【完結】魔力0の訳あり王女、最狂につき取り扱い注意
シャルレーヌはこうしてパーティーのパートナーに選ばれたのだ。
アナベルもこれからはヴィクトールへのアピール方法を変えていかなければならない。

彼女は間違いなく最弱の妃だ。

まさかシャルレーヌが一歩抜きん出ているとは思いもしなかった。
それも魔法が使えずに知識がないからだろう。
ヴィクトールは闇魔法のことを明かしていない。
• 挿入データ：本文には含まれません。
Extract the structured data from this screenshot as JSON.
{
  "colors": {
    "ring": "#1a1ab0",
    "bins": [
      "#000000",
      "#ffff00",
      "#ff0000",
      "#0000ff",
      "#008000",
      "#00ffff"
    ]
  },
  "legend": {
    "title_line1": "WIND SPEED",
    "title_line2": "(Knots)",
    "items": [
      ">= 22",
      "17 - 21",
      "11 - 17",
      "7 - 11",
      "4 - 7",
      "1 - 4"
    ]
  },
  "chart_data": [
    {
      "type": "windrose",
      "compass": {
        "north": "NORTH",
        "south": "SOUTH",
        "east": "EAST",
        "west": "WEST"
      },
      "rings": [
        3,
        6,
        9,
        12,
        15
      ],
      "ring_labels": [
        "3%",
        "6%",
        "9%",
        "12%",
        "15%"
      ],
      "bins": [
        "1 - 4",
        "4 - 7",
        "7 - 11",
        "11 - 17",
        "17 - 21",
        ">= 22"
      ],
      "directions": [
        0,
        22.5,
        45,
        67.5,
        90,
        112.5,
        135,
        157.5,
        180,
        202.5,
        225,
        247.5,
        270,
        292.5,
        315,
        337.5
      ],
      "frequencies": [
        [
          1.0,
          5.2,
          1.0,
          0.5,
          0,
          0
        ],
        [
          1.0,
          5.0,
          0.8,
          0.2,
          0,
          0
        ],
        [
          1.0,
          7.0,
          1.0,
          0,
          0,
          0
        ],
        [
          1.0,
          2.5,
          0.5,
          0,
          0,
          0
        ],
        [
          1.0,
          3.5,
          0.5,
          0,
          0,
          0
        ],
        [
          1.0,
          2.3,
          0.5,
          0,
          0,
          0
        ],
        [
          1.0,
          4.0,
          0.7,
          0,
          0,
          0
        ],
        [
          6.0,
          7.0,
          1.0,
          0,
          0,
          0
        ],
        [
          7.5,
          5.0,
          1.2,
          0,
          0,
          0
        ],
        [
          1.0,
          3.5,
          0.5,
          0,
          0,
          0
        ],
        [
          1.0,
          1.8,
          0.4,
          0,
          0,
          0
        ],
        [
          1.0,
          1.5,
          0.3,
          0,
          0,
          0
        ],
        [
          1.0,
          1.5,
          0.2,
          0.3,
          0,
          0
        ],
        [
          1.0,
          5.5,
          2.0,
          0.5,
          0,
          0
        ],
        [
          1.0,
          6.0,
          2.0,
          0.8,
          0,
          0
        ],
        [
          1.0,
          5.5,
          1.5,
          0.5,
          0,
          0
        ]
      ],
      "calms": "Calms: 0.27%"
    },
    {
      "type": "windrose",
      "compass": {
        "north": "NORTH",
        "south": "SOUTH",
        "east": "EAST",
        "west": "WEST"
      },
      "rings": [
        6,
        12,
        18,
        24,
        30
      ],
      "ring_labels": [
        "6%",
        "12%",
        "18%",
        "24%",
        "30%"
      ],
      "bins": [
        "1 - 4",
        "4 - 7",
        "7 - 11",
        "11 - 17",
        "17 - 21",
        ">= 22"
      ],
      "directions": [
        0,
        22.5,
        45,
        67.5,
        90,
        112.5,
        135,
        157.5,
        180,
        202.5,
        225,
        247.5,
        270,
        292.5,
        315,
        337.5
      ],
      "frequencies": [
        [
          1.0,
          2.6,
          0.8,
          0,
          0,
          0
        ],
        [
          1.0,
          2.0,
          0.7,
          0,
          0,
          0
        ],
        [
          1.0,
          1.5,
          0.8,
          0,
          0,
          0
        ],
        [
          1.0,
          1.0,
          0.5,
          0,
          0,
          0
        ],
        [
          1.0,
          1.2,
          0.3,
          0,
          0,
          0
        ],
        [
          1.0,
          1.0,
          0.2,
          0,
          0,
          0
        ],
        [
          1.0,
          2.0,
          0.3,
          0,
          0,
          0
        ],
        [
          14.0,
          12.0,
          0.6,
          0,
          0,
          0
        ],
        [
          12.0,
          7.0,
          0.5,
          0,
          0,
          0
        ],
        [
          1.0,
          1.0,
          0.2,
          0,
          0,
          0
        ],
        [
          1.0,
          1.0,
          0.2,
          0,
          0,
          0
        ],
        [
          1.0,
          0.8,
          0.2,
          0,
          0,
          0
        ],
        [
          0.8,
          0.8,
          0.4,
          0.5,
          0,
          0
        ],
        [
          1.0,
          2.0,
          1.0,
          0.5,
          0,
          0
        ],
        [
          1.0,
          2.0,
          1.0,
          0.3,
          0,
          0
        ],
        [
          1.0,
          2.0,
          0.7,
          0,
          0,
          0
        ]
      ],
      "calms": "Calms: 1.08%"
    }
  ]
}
それが皆が彼を恐れる理由だろうか。

このままシャルレーヌの好きにはさせてはいけない。
そう思ったアナベルはすぐにー動き出す。


「皇帝陛下、わたくしを助けてくださいませっ!」

「…………」

「わたくしはシャルレーヌ様の病を治そうと提案しただけなのです。それなのに急にわたくしに攻撃してきたんですよ!? 怖かった……」


アナベルは顔を両手で覆い、小さく肩を揺らす。
声を漏らせばアナベルが恐怖で泣いていることが伝わるはずだ。
ヴィクトールの様子を見ることができないが、きっとシャルレーヌが治療を断ったことに驚いているに違いない。